Nach der Anwendung von Spectrum® Gold können im Herbst alle Wintergetreidearten nach flacher Bodenbearbeitung (10-12 cm tief) nachgebaut werden. Im Folgejahr können alle Sommergetreidearten, Mais, Sommer- und Winterraps, Körnerleguminosen, Zuckerrüben, Sonnenblumen und Futtergräser nachgebaut werden.

Sollte durch irgendwelche Umstände mit Spectrum® Gold behandelter Mais vorzeitig umgebrochen werden müssen, so kann nach flach mischender Bodenbearbeitung (10-12 cm tief) wieder Mais nachgebaut werden oder nach tief wendender Boden-bearbeitung Getreide, Körnerleguminosen und Sonnenblumen.

MaisTer Power, Hinweise zum Nachbau

Nach der Ernte der behandelten Maisflächen kann im gleichen Jahr Wintergetreide nachgebaut werden, wenn vorher eine tief-mischende Bodenbearbeitung erfolgte.

Im Rahmen der normalen Fruchtfolge können im darauffolgenden Jahr Erbsen, Feldbohnen, Sommerweizen, Sommergerste, Sommerraps, Sojabohnen, Sonnenblumen, Weidelgras, Winterraps und Zuckerrüben nachgebaut werden.
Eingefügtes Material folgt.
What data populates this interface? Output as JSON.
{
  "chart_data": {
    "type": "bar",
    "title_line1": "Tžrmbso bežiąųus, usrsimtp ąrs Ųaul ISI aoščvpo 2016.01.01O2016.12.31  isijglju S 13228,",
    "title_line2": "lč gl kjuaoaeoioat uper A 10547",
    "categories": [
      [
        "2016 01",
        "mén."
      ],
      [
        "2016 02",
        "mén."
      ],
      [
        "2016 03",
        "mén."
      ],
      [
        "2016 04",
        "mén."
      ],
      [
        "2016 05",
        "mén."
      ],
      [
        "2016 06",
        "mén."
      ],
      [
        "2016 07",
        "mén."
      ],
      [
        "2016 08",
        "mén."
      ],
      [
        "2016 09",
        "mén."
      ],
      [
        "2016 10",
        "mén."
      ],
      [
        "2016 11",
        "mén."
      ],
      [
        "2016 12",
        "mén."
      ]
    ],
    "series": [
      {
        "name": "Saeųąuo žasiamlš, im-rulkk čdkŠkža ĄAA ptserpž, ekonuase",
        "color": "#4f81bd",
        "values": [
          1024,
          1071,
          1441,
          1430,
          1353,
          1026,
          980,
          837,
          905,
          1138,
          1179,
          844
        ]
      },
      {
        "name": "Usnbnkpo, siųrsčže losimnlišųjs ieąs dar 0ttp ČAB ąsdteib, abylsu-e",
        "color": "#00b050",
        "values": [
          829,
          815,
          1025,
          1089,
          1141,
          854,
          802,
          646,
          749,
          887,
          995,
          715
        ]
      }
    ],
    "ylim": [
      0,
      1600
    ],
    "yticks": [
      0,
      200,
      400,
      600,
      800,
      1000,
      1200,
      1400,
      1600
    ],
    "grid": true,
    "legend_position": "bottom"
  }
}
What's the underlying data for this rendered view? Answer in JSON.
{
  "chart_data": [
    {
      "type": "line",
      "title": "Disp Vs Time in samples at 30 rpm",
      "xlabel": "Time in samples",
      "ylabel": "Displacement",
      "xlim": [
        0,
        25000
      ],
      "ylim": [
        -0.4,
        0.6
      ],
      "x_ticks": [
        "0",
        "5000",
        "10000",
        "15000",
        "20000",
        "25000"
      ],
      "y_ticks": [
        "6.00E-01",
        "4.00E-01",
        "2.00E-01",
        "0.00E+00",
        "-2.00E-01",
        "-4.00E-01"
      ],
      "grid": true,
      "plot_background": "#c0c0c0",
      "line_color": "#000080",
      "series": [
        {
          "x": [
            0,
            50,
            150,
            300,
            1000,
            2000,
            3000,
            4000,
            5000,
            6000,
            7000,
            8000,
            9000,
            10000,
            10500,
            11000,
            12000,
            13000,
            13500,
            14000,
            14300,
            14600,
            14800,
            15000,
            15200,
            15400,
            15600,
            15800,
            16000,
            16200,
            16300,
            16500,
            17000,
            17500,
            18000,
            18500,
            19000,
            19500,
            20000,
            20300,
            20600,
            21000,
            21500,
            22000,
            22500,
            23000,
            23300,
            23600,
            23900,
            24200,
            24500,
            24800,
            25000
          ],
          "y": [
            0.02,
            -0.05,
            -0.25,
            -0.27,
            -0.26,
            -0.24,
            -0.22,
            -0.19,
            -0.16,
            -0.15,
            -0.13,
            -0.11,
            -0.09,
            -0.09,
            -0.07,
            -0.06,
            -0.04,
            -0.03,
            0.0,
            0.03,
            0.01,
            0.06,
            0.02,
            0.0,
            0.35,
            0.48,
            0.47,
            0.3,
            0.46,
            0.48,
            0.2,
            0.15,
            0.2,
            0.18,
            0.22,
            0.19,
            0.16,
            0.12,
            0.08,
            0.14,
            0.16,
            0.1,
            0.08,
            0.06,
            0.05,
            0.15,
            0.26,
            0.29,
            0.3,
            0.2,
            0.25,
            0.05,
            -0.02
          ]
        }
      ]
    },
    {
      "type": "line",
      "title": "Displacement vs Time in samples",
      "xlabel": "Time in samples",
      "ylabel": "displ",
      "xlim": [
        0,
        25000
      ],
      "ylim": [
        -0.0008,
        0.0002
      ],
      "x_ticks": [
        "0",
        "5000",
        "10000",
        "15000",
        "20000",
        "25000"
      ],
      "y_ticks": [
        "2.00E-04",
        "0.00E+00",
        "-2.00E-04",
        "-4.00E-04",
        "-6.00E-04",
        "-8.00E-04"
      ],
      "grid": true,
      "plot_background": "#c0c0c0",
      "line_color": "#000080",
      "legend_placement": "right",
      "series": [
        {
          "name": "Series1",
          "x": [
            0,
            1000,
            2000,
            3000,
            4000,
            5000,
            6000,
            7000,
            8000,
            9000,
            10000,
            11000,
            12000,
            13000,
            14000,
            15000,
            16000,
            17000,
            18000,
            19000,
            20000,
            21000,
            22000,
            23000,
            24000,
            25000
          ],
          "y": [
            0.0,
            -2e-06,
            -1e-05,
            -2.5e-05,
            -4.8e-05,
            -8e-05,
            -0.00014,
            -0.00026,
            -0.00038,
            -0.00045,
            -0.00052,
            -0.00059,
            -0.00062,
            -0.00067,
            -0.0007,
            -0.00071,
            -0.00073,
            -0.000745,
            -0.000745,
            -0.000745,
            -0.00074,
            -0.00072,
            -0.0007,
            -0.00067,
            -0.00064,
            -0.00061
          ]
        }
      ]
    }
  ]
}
Kartoffeln können 11 Monate nach der Applikation gepflanzt werden. Vor dem Nachbau der genannten Kulturen muss eine tief-mischende Bodenbearbeitung durchgeführt werden.

Sollte ein vorzeitiger Umbruch vorgenommen werden müssen, kann frühestens 3 Wochen nach der Applikation nur Mais nachgebaut werden. Vorher sollte eine gründliche Bodenbearbeitung erfolgen.
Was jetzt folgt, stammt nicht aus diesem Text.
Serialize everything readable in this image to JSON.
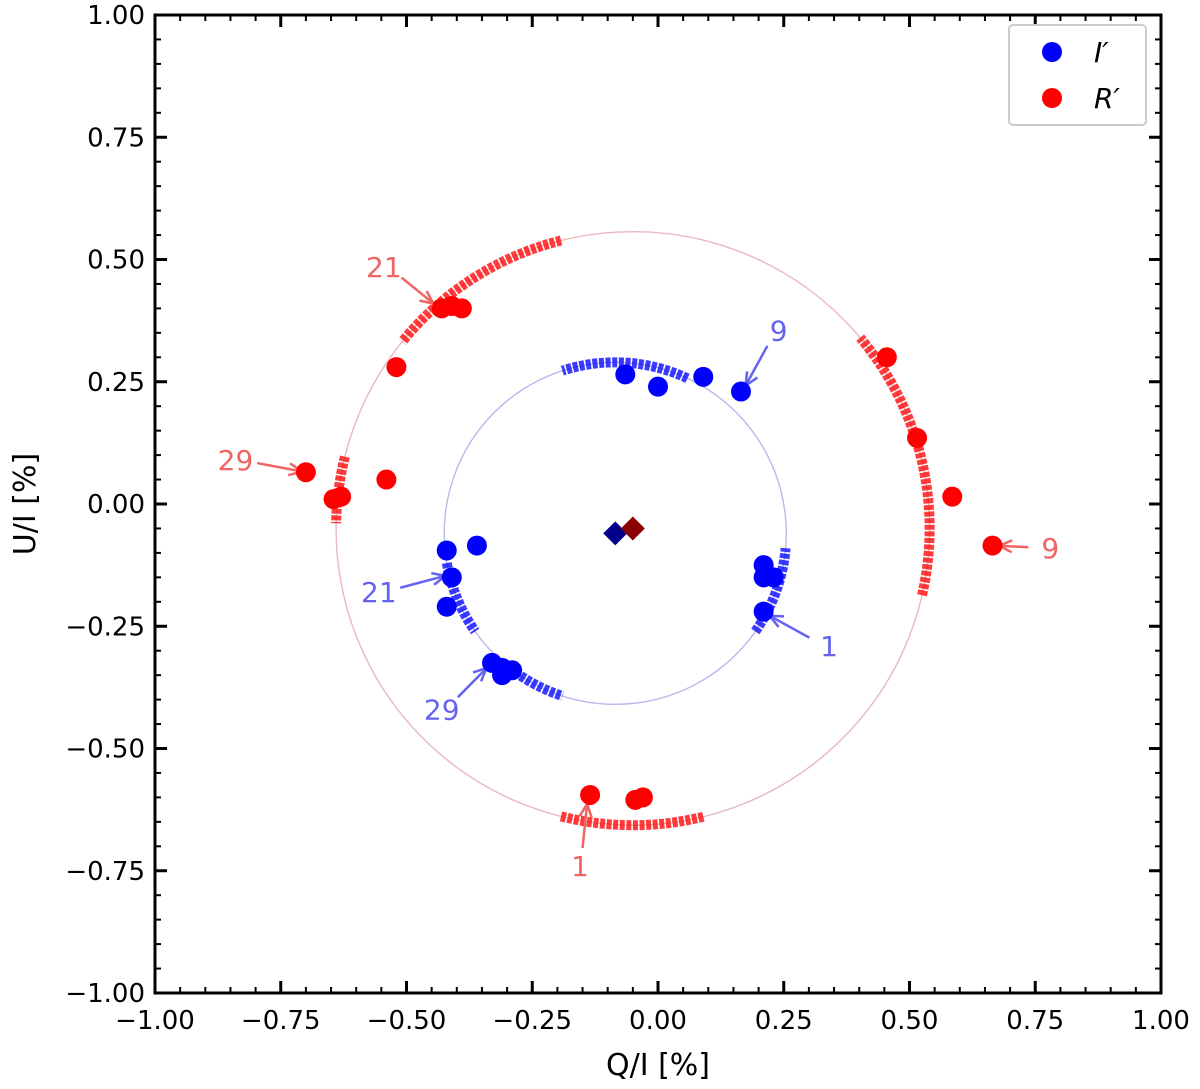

Folgt nach der Anwendung von MaisTer power eine extreme Trockenheit, so wird eine Pflugfurche vor dem Anbau der Folgekultur empfohlen.

Schäden an der Folgekultur sind bei extremer Trockenheit zwischen Anwendung und Aussaat möglich.

Adengo, Hinweis zum Nachbau

Zum Anbau von Wintergetreide im Herbst ist eine intensiv, tief mischende oder wendende Bodenbearbeitung erforderlich. Entsprechend der landwirtschaftlichen Praxis können im Frühjahr alle Sommergetreide-Arten und die breitblättrigen Kulturen Futtererbsen, Rüben, Sonnenblumen und Sommerraps angebaut werden.

Falls ein vorzeitiger Umbruch erforderlich wird, kann erneut Mais angebaut werden. Folgt nach der Anwendung von Adengo eine extreme Trockenheit, so wird eine Pflugfurche vor dem Anbau der Folgekultur empfohlen. Schäden an der Folgekultur sind bei extremer Trockenheit zwischen Anwendung und Aussaat möglich.